5 Reasons Why You Should Use a Ribbon Mic on Vocals

Ribbons On Vocals, A Treatise

For decades now, ribbon microphones have served as many audio engineers’ favorite choice when recording vocals. The AEA R44 series microphones are inspired by RCA’s R44BX, a legend of the music industry, used to record the likes of Frank Sinatra and Billie Holiday. The sound of the 44 is embedded in innumerable classic recordings and in turn, its unique character and tonality are recognizable to any who hear it.

Modern ribbon microphones and the continued proliferation of digital recording technology, have established a new norm in today’s studios. AEA produces an extensive line of ribbons, each with unique functionality and tone, to suit the needs of the modern musician and engineer. There is an AEA ribbon mic for every engineer and their specific vision in the studio or live on stage.

When it comes to vocals, AEA has several microphones that will lend singular sound to any project. Variations in tone, proximity effect, and optimal recording distance means there is always a ribbon right for the job.

5 arguments for ribbons on vocals

1. Sibilance sucks

If you often find yourself endlessly fussing with a de-esser, do yourself a favor and fix it with a ribbon mic instead of tiresome plugins.

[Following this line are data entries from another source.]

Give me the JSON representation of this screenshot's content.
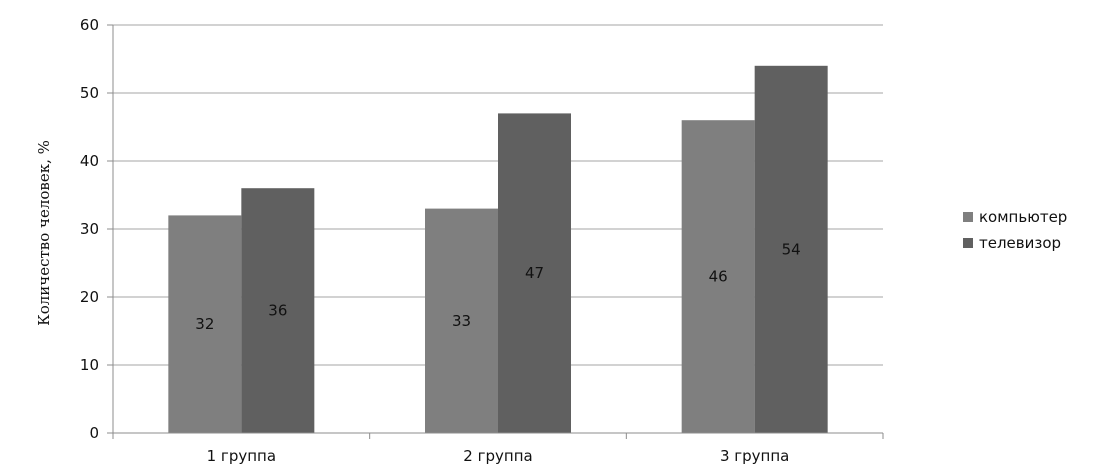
{
  "chart_data": {
    "type": "bar",
    "ylabel": "Количество человек, %",
    "categories": [
      "1 группа",
      "2 группа",
      "3 группа"
    ],
    "series": [
      {
        "name": "компьютер",
        "values": [
          32,
          33,
          46
        ],
        "color": "#7f7f7f"
      },
      {
        "name": "телевизор",
        "values": [
          36,
          47,
          54
        ],
        "color": "#606060"
      }
    ],
    "ylim": [
      0,
      60
    ],
    "yticks": [
      "0",
      "10",
      "20",
      "30",
      "40",
      "50",
      "60"
    ],
    "data_labels": [
      [
        "32",
        "33",
        "46"
      ],
      [
        "36",
        "47",
        "54"
      ]
    ],
    "grid": true,
    "legend": "right",
    "colors": {
      "grid": "#a6a6a6",
      "axis": "#8c8c8c"
    }
  }
}
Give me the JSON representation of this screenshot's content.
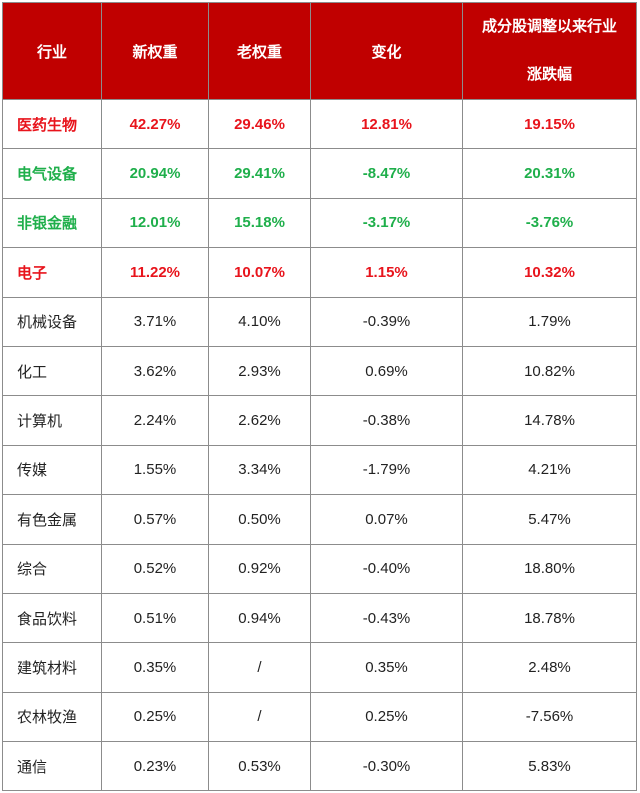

2. Thin, nasally vocals are thin and nasally

A ribbon’s signature proximity effect will provide warmth and low-end to those less flattering vocals without the need for eq.

3. The treachery of high-end equalization

The smooth roll-off of a ribbon allows it to accept generous equalization in the high end when a track may need a bit more air.

4. Trust in the nulls

Ribbon mics have very effective nulls that can be used to reject unwanted sources when recording multiple instruments or in live settings.

5. Your tracks need some body

When recording a project with only a few instruments and tracks, the figure-of-8 polar pattern and proximity effect of a ribbon can add the richness and body the mix was missing.

Many of the issues that arise from vocal recording can be avoided simply by choosing a ribbon mic first. Rely on the strengths that are inherent in the mechanical design of ribbon mics and you’ll find your entire recording process to be more efficient and less stressful.